Premiums for geopolitical risk returning to tighter oil market

It has been all about fundamentals for oil markets of late.

Production cuts from Opec have tightened supply, coinciding with signs of recovering demand from developed nations, helping Brent crude establish itself over $55 a barrel since mid-September. It’s quite a change from the summer, when the international marker had trouble holding $50 between May and late July.

The outlook for oil could, however, be about to get a little more complicated, at least according to analysis from Morgan Stanley.

According to the US bank, the tighter conditions mean the likely return of a factor that has been absent from an oversupplied market: premiums for geopolitical risk.
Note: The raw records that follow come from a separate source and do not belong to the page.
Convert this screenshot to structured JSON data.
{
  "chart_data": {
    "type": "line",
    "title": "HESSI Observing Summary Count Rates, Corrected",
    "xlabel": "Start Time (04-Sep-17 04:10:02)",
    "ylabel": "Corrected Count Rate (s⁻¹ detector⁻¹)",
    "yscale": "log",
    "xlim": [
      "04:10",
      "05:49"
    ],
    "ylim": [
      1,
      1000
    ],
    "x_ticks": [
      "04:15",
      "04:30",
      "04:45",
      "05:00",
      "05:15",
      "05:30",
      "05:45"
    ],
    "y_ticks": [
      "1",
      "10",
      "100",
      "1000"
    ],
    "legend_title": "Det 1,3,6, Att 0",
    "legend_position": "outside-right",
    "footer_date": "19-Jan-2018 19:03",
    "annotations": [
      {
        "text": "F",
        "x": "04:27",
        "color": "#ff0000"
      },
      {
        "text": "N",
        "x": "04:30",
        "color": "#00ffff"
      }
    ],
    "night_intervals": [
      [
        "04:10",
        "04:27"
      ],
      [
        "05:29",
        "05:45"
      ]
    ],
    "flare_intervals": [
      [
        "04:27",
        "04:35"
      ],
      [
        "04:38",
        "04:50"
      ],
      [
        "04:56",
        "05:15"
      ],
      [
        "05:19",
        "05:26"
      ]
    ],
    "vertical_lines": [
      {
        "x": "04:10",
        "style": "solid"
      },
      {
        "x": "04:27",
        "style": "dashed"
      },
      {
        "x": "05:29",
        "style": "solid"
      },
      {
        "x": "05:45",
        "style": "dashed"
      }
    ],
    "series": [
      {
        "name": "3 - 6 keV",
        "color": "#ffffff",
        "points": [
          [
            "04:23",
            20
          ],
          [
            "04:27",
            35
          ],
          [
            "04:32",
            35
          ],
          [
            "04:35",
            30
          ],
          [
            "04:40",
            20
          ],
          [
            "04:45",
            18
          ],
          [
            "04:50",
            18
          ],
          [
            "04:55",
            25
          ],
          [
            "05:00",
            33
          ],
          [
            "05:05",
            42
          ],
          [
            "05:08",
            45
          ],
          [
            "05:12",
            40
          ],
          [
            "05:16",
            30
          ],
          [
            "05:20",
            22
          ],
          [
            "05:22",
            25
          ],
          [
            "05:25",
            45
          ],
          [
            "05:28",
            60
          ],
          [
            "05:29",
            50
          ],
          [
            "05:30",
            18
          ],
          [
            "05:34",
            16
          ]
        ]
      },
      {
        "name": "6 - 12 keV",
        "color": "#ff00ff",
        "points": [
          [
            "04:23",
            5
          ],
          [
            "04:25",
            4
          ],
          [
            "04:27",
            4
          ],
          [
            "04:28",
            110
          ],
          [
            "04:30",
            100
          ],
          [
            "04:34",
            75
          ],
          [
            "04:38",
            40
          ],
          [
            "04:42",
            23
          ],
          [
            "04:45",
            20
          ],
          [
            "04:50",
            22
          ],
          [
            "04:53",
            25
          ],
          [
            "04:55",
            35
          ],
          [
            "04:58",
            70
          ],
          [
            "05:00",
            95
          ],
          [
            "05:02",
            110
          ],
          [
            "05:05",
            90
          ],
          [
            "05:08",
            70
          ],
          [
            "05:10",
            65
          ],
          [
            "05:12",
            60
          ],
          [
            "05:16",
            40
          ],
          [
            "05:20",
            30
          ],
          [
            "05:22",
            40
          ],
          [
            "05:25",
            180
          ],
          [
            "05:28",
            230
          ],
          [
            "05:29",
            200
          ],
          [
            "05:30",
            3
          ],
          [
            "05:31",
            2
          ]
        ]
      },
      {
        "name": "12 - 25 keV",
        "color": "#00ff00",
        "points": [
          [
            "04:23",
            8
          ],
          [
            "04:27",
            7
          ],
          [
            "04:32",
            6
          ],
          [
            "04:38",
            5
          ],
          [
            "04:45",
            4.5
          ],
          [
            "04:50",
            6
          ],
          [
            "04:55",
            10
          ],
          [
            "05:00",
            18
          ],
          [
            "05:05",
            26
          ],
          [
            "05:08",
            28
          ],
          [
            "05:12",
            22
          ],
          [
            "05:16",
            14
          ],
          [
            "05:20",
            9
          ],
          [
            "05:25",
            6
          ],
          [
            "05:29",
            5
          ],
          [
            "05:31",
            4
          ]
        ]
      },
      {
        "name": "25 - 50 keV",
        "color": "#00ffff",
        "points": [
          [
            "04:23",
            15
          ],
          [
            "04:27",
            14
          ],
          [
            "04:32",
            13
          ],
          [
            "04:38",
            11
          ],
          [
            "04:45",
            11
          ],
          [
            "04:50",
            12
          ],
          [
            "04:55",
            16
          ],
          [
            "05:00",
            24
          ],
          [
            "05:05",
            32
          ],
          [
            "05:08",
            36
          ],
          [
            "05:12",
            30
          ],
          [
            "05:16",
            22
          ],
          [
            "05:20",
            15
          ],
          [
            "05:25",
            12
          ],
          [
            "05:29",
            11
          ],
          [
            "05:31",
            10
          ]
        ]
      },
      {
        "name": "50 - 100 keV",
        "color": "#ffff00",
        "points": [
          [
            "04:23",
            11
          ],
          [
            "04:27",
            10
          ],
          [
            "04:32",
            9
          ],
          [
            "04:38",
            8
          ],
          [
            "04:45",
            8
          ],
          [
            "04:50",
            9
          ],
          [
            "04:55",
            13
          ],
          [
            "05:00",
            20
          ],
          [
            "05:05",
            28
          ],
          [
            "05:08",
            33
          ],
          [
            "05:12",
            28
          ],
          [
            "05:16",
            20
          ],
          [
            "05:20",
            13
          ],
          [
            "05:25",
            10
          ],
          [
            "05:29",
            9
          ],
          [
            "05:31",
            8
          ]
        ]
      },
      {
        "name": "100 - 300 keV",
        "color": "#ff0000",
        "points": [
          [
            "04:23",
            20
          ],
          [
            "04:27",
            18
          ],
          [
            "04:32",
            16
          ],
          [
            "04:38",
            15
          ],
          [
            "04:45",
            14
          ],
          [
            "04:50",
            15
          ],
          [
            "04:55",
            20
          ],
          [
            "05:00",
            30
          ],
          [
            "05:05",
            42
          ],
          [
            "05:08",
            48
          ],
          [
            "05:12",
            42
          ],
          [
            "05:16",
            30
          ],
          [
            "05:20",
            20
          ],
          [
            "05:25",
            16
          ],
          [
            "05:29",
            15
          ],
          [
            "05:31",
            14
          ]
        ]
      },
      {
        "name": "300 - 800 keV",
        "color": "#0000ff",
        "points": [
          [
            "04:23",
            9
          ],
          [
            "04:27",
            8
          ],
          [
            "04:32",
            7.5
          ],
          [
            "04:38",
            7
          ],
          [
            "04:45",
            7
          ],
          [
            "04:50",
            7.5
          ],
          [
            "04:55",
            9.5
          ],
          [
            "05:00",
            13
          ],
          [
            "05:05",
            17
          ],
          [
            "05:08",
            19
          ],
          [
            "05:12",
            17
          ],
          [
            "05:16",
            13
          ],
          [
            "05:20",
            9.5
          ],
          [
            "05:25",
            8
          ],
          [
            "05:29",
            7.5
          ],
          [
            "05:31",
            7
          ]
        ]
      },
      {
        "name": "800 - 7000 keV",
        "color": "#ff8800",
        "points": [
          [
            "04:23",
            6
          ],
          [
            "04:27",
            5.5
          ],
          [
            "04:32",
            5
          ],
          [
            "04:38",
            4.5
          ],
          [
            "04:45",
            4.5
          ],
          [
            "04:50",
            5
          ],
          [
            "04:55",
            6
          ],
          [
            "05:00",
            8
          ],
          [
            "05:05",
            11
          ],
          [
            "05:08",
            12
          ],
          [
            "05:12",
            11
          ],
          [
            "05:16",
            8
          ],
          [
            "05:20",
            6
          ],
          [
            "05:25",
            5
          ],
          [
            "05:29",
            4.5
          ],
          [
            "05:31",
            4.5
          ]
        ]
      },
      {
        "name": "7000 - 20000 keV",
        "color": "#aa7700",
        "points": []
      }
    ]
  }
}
“Recently, two major sources of supply risk have lifted prices,” says Martijn Rats, global oil strategist.

“Tension has been building in Iraq, following the recent referendum on Kurdish independence [and] uncertainty over Iran’s production over the medium-term has grown, following President Trump’s decision not to certify Iran’s compliance with the 2015 nuclear deal.”

The impact looks relatively modest with Morgan Stanley calculating that a “$1-to-$2 risk premium is currently priced in” to Brent.

But Mr Rats thinks the number of other “hotspots” around the world “is sufficiently large to see a geopolitical risk premium becoming a source of continuing price support once again”.

It could be that oil traders will need to keep a closer watch on the news.